Spesso pensiamo, erroneamente, che solo le donne finiscano con l’essere irretite dai predatori sessuali, o comunque siano le vittime più facili per chi tenta di approfittare della propria posizione di potere per molestare o fare avances sgradite. In fondo, il caso Weinstein ha portato a galla una verità davvero allarmante che, come abbiamo visto, non risparmia nessun ramo lavorativo, e che ha imposto una riflessione dolorosa e profonda su quello che può avvenire, quando ci si trova di fronte a una persona che ha il comando, e a un’altra che è in cerca di un’opportunità lavorativa, o tenta di mantenere il proprio posto di lavoro.

Ma sbagliamo se pensiamo che il problema degli approcci fastidiosi e al limite dell’abuso sessuale riguardi esclusivamente il sesso femminile; evidentemente sulla scia delle confessioni stimolate proprio dalla scoperta dello scandalo che, partito da Hollywood, sta travolgendo mezzo mondo, Italia compresa, sono diversi anche gli uomini che denunciano episodi in cui sono stati coinvolti come vittime, adescati o molestati spesso da donne, altre volte da altri uomini.

Un’esperienza del genere l’ha raccontata, ad esempio, Fabio Volo, che è intervenuto nel programma radiofonico Un giorno da pecora, condotto da Geppi Cucciari e Giorgio Lauro su Radio1. Lo scrittore e attore, che ha pubblicato l’ultimo libro, Quando tutto inizia, il 10 novembre 2017, ha spiegato che si tratta di un episodio appartenente alla sua gioventù, agli anni in cui tentava di esordire come cantante, “Anche perché – dice – le avances te le fanno solo quando non sei famoso“.

Andai ad esibirmi in un festival – racconta Volo – Uno degli organizzatori, che era gay, bussò alla porta della mia camera. Stavo quasi per farmi la doccia e gli aprii la porta con l’asciugamano legato in vita. Lui mi salutò e io gli chiesi se aveva bisogno di qualcosa. Mi chiese se avessi bisogno di compagnia. Io gli risposi di no, aggiungendo che mi stavo per andare a fare la doccia. Lui mi disse: ‘se vuoi ti lavo la schiena’“.

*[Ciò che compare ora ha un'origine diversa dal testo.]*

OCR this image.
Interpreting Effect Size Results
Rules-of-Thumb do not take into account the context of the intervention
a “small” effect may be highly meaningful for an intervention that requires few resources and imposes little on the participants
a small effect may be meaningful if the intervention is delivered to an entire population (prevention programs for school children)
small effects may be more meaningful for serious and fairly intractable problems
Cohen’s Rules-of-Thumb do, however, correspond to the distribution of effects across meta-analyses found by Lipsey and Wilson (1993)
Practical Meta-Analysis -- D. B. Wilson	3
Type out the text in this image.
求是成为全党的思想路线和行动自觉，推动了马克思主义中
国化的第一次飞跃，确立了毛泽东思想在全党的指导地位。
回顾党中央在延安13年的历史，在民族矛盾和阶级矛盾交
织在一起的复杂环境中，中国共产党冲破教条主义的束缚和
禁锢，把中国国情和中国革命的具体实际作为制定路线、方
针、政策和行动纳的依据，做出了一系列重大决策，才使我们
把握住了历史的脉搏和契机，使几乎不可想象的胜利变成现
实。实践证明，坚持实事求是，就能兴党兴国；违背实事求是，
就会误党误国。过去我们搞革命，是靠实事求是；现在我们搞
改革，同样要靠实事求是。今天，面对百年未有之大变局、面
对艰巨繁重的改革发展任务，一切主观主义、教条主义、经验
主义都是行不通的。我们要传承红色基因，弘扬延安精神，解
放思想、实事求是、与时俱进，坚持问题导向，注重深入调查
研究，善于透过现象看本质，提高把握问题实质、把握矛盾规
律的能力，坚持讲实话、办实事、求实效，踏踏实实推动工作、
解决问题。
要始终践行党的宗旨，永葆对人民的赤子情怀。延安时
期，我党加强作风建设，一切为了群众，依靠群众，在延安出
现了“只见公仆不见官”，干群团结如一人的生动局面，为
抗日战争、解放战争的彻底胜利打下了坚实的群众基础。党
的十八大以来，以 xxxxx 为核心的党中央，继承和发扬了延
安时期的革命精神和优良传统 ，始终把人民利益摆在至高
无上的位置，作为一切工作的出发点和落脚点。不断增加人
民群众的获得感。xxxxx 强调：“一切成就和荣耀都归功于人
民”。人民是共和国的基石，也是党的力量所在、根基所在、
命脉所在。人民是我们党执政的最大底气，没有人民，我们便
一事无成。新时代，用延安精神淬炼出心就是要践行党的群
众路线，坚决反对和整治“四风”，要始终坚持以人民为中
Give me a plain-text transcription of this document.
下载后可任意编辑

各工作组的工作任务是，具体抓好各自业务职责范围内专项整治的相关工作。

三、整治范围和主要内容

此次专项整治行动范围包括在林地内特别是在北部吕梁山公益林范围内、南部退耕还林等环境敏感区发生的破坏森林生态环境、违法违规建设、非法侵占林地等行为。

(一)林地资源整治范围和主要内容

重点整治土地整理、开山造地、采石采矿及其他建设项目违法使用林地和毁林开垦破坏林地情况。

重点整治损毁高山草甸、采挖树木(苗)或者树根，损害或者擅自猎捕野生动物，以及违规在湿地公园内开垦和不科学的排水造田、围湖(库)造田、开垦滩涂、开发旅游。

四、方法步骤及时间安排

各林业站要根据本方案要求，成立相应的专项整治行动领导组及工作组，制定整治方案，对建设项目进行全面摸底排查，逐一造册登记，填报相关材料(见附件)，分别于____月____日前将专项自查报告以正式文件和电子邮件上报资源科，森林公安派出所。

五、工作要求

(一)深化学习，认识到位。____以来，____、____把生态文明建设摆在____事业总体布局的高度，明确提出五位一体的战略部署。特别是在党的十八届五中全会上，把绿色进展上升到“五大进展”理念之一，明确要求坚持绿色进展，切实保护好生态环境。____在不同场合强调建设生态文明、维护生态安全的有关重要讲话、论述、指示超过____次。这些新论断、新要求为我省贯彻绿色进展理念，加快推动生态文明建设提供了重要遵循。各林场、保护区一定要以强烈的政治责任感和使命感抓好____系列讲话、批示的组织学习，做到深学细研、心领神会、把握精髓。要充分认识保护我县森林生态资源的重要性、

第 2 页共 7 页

Come ha reagito Fabio a quel punto? “Ero un ragazzotto di Brescia e gli dissi: facciamo che conto fino a cinque. Se al cinque sei ancora qui ti stacco la testa!“.

Insomma, ha saputo reagire, però non nega che, sotto questo punto di vista, le cose potrebbero essere diverse nel caso in cui una ragazza si trovi di fronte a una situazione del genere. “Se fossi stato una ragazzina magari avrei avuto paura a dirlo“. Insomma, Fabio Volo non nega che, spesso, la paura di denunciare sia concreta, per motivi diversi, e che non tutte le persone che si trovano coinvolte in un episodio del genere abbiano la medesima forza per reagire e allontanarsi da quella situazione. Certo, sottolinea, nessuno si sogna di “provarci” clamorosamente con delle attrici famose, ma solo con chi è alle prime armi e cerca faticosamente di ritagliarsi un proprio posto nel mondo di cui sogna di fare parte. “A meno che non si chiami Weinstein“, dice ironicamente, riferendosi ai nomi noti che sono comparsi nell’elenco delle vittime dell’ex numero uno Miramax. In fondo, è cosa nota purtroppo che, spesso, le persone con cattive intenzioni approfittino proprio delle aspirazioni dei giovani, illudendoli per irretirli in situazioni da cui poi, non tutti, riescono a fuggire.

Fabio Volo ce l’ha fatta, ma la sua testimonianza è importante perché ricorda che l’uomo non ha solo il volto del carnefice: a volte può anche essere vittima.